The annual go-to conference for developers (and everybody else) that just loves Microsoft developer eco system has been carried out. This time it was 48-hour only digital experience, at no cost. As previously, and despite being a full-blown virtual conference, a lot of new and interesting stuff has been presented. But what are the actual take-aways.

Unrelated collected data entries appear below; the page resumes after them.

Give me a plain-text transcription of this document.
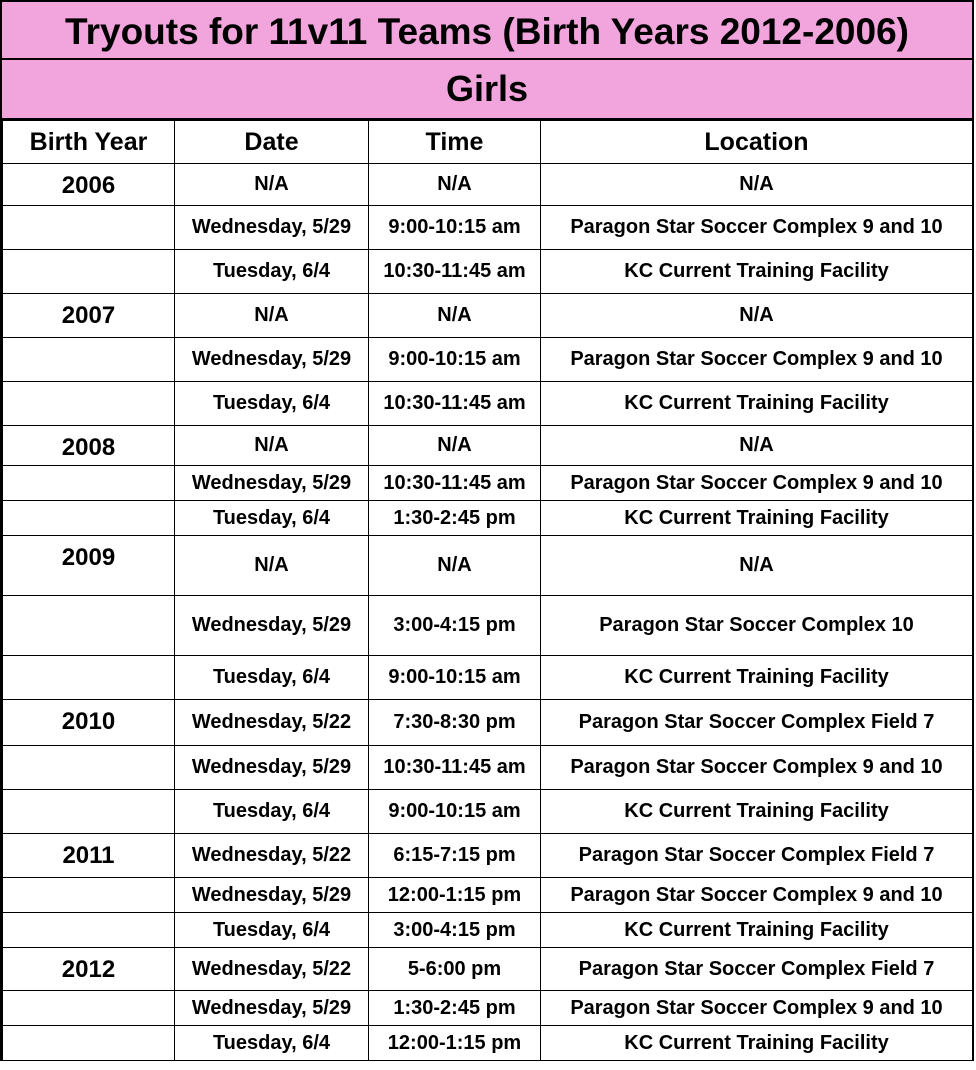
Tryouts for 11v11 Teams (Birth Years 2012-2006)
Girls
Birth Year	Date	Time	Location
2006	N/A	N/A	N/A
	Wednesday, 5/29	9:00-10:15 am	Paragon Star Soccer Complex 9 and 10
	Tuesday, 6/4	10:30-11:45 am	KC Current Training Facility
2007	N/A	N/A	N/A
	Wednesday, 5/29	9:00-10:15 am	Paragon Star Soccer Complex 9 and 10
	Tuesday, 6/4	10:30-11:45 am	KC Current Training Facility
2008	N/A	N/A	N/A
	Wednesday, 5/29	10:30-11:45 am	Paragon Star Soccer Complex 9 and 10
	Tuesday, 6/4	1:30-2:45 pm	KC Current Training Facility
2009	N/A	N/A	N/A
	Wednesday, 5/29	3:00-4:15 pm	Paragon Star Soccer Complex 10
	Tuesday, 6/4	9:00-10:15 am	KC Current Training Facility
2010	Wednesday, 5/22	7:30-8:30 pm	Paragon Star Soccer Complex Field 7
	Wednesday, 5/29	10:30-11:45 am	Paragon Star Soccer Complex 9 and 10
	Tuesday, 6/4	9:00-10:15 am	KC Current Training Facility
2011	Wednesday, 5/22	6:15-7:15 pm	Paragon Star Soccer Complex Field 7
	Wednesday, 5/29	12:00-1:15 pm	Paragon Star Soccer Complex 9 and 10
	Tuesday, 6/4	3:00-4:15 pm	KC Current Training Facility
2012	Wednesday, 5/22	5-6:00 pm	Paragon Star Soccer Complex Field 7
	Wednesday, 5/29	1:30-2:45 pm	Paragon Star Soccer Complex 9 and 10
	Tuesday, 6/4	12:00-1:15 pm	KC Current Training Facility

As tech people it is easy to be overwhelmed since many things looks cool. The excitement is big and to-do list of trying out all the new stuff suddenly grows even bigger, and boom suddenly the list covers all the topics presented. So, with this let try to pull out some interesting stuff without flooding the list. Of course you should also have a look at this official dotnet blog, the channel 9 Build videos and Microsoft news page
Windows Terminal: This one you should definitely give a try; a lot of features and settings possibilities. It can be download from the Microsoft Store or from the GitHub releases page. Also make sure to check out this page for some cool modifications of the terminal
Winget: The first official (I think) Windows Package Manager for Windows, though in preview
Blazor WebAssembly: An open sourced and cross-platform web UI framework for building single-page apps using .NET and C# instead of JavaScript. Even though I prefer using JavaScript and frameworks like VueJS this one looks promising. It is also worth mentioning that now it is fully released and production ready
C# 9: Improved pattern matching, immutability with Init-only properties, with-expressions, top-levels program are just some of the upcoming features
Application Insights & Azure Monitor: Extended support for containers, Azure Monitor for Storage & Cosmos DB
Teams: Integrations with Power Platform and extensions for visual studio and visual studio code are coming.
Microsoft Lists: A to-do app to rule them all. To-do apps never gets boring.